[On the heels of a $500 million jury verdict against a tech giant in Illinois, a patent-infringement plaintiff suffered a big loss in the Eastern District of Texas this week.
Eolas Technologies Inc. was built on a patent related to web browsing ... On Feb. 9, after just a few hours of deliberation, a Tyler federal jury invalidated Eolas patents that formed the basis of Eolas' infringement suit.
Initially, Eolas had filed the suit against 23 companies, including Yahoo, Amazon, Google and J.C. Penney Corp. But by the time of the trial started this week, the roster of defendants had dwindled to nine, with the other 14 originally named companies settling with Eolas, according to Jennifer Doan (pictured), a partner in Texarkana's Haltom & Doan who represents Yahoo and Amazon, two of the remaining defendants.
In October 2009, Eolas filed the complaint in Eolas Technologies Inc. v. Adobe Systems Inc., et al. in the U.S. District Court for the Eastern District of Texas in Tyler. All defendants had denied the allegations.
Before the Tyler jury looked at the disputed patents, Eolas' rights in them had been tested and validated three times in U.S. Patent and Trademark Office re-examinations. Robert Hirschhorn, an attorney, jury consultant and president of Cathy E. Bennett & Associates in Lewisville, advised the defense team at the Tyler trial this week. Hirschhorn applauds the fast work of the jury panel, which was composed of six women and two men.
"They decided fast because we were right," Hirschhorn says.

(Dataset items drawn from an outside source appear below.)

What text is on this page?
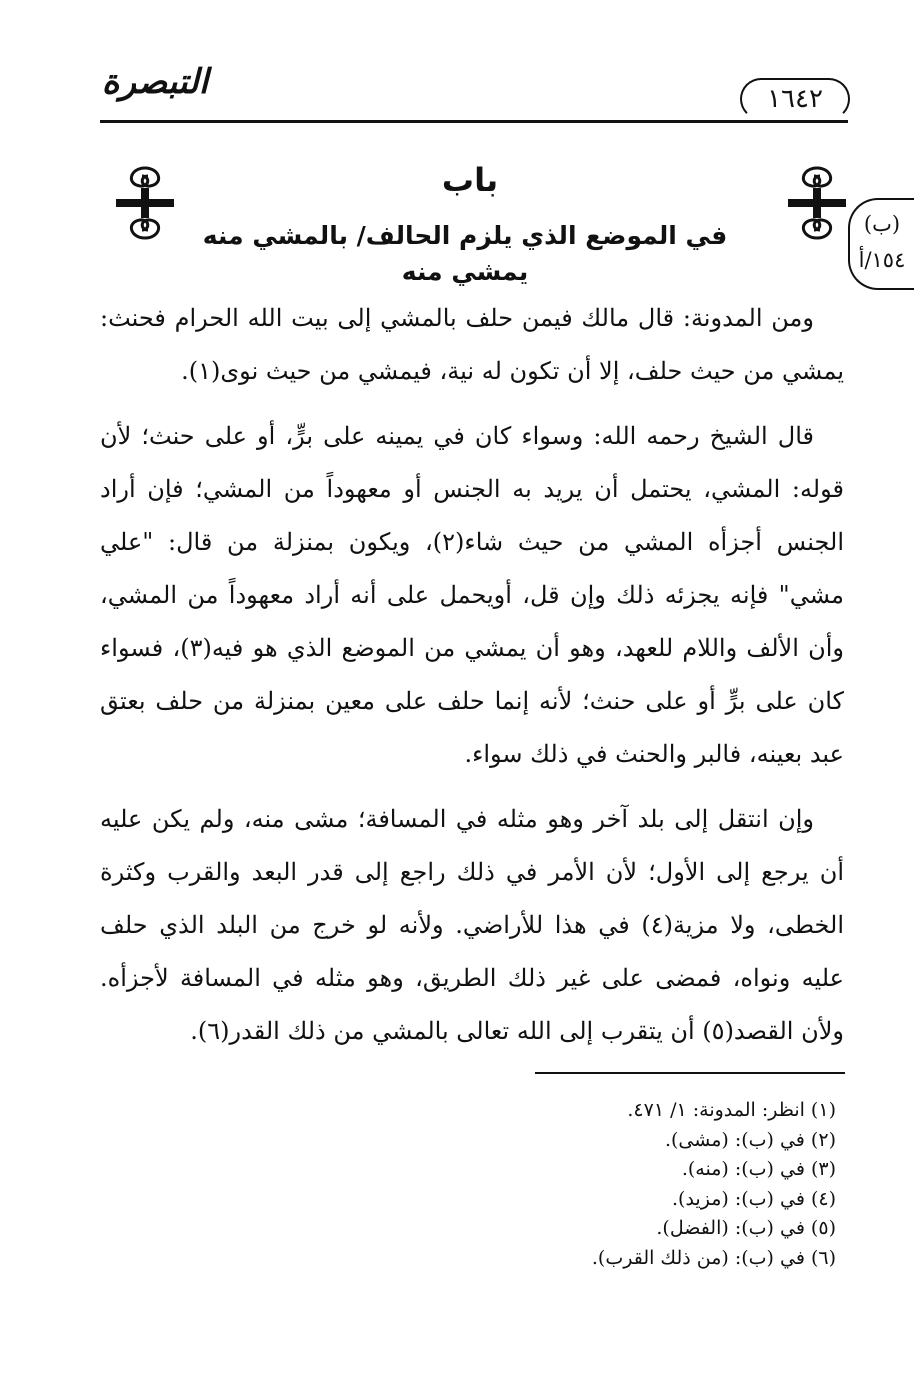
التبصرة	١٦٤٢
باب
في الموضع الذي يلزم الحالف/ بالمشي منه يمشي منه
(ب)
١٥٤/أ

ومن المدونة: قال مالك فيمن حلف بالمشي إلى بيت الله الحرام فحنث: يمشي من حيث حلف، إلا أن تكون له نية، فيمشي من حيث نوى(١).

قال الشيخ رحمه الله: وسواء كان في يمينه على برٍّ، أو على حنث؛ لأن قوله: المشي، يحتمل أن يريد به الجنس أو معهوداً من المشي؛ فإن أراد الجنس أجزأه المشي من حيث شاء(٢)، ويكون بمنزلة من قال: "علي مشي" فإنه يجزئه ذلك وإن قل، أويحمل على أنه أراد معهوداً من المشي، وأن الألف واللام للعهد، وهو أن يمشي من الموضع الذي هو فيه(٣)، فسواء كان على برٍّ أو على حنث؛ لأنه إنما حلف على معين بمنزلة من حلف بعتق عبد بعينه، فالبر والحنث في ذلك سواء.

وإن انتقل إلى بلد آخر وهو مثله في المسافة؛ مشى منه، ولم يكن عليه أن يرجع إلى الأول؛ لأن الأمر في ذلك راجع إلى قدر البعد والقرب وكثرة الخطى، ولا مزية(٤) في هذا للأراضي. ولأنه لو خرج من البلد الذي حلف عليه ونواه، فمضى على غير ذلك الطريق، وهو مثله في المسافة لأجزأه. ولأن القصد(٥) أن يتقرب إلى الله تعالى بالمشي من ذلك القدر(٦).

(١) انظر: المدونة: ١/ ٤٧١.
(٢) في (ب): (مشى).
(٣) في (ب): (منه).
(٤) في (ب): (مزيد).
(٥) في (ب): (الفضل).
(٦) في (ب): (من ذلك القرب).
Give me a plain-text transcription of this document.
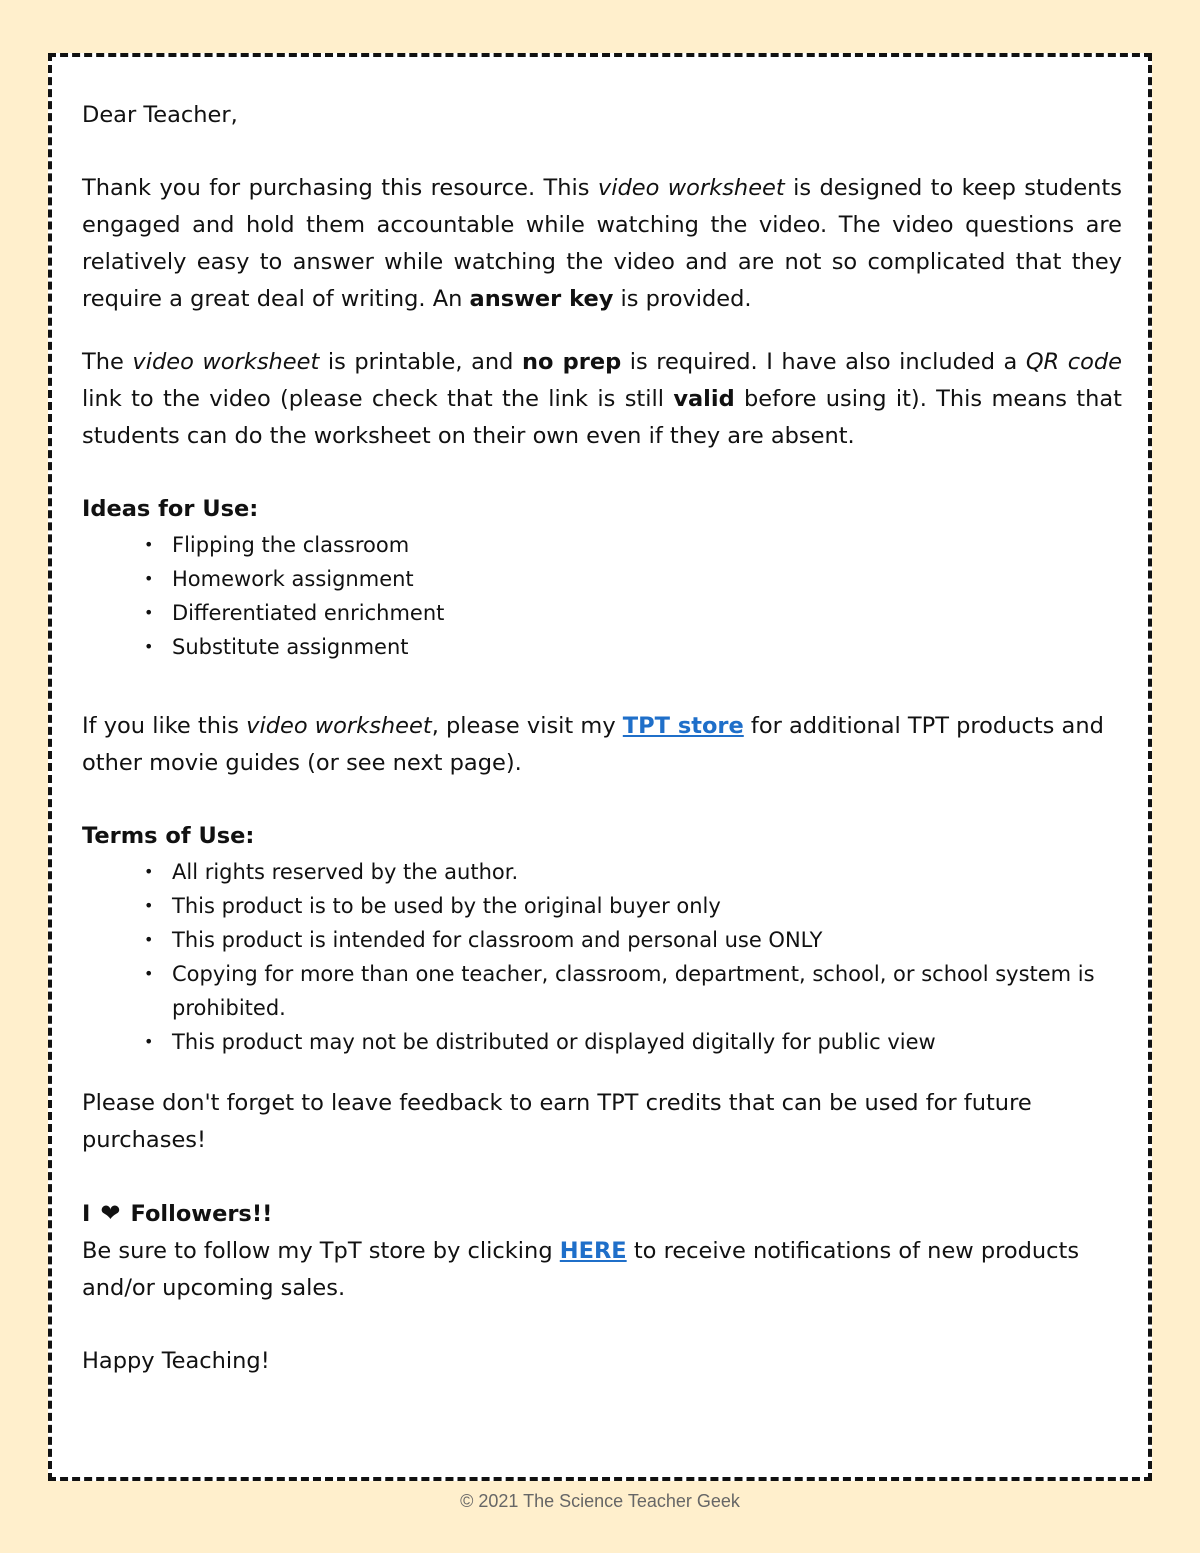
Dear Teacher,

Thank you for purchasing this resource. This video worksheet is designed to keep students engaged and hold them accountable while watching the video. The video questions are relatively easy to answer while watching the video and are not so complicated that they require a great deal of writing. An answer key is provided.

The video worksheet is printable, and no prep is required. I have also included a QR code link to the video (please check that the link is still valid before using it). This means that students can do the worksheet on their own even if they are absent.

Ideas for Use:

• Flipping the classroom
• Homework assignment
• Differentiated enrichment
• Substitute assignment

If you like this video worksheet, please visit my TPT store for additional TPT products and other movie guides (or see next page).

Terms of Use:

• All rights reserved by the author.
• This product is to be used by the original buyer only
• This product is intended for classroom and personal use ONLY
• Copying for more than one teacher, classroom, department, school, or school system is prohibited.
• This product may not be distributed or displayed digitally for public view

Please don't forget to leave feedback to earn TPT credits that can be used for future purchases!

I ❤ Followers!!

Be sure to follow my TpT store by clicking HERE to receive notifications of new products and/or upcoming sales.

Happy Teaching!

© 2021 The Science Teacher Geek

In pretrial decisions, Doan says, U.S. District Judge Leonard Davis had ordered the defendants to separate into three groups. Doan says the plaintiffs agreed to have jurors first decide whether a disputed patent was valid before jurors in subsequent trials would consider Eolas' infringement claim. Those trials now will not be scheduled.
Mike McKool of Dallas' McKool Smith, lead counsel for the plaintiffs, did not return a call seeking comment.]
So, here we go again Shorty. AND WHAT DOES THIS HAVE TO DO WITH THE PARKER CASE? Do you notice that Longs don't post a notice about some case the McKool won? Why? Because it's not THIS case. We don't stoop to implication. Why? We don't need to. Our Parker case is so strong, we don't spend time doing what you're doing.
There are two things that are relevant: (1) McKool Smith is a top legal firm, (2) They have really powerful aspects of the Parker case that help them prosecute THIS case to their advantage.
C'mon Fud. You've been admonished about bringing up cases and trying to imply they mean something about Parker's case. Go to the corner now for an hour. Bad boy.
Before the Tyler jury looked at the disputed patents, Eolas' rights in them had been tested and validated three times in U.S. Patent and Trademark Office re-examinations.
Here is Cawley's comment after he managed to lose from what many observers would have considered a strong position -
"We're disappointed, but we respect the jury's decision. We will evaluate our options."
It's worth noting that during the ParkerVision case Cawley allowed himself to be outmanoeuvred when agreeing that the lead inventor's explanation of ParkerVision's invention during the Tutorial hearing be made under oath.
It must have profoundly impressed the judge when Cawley's team subsequently proposed a definition of "non-negligible amounts of energy" during the Markman hearing which, for reasons which should be all too obvious, was a complete contradiction of the lead inventor's use of that term during his earlier sworn testimony.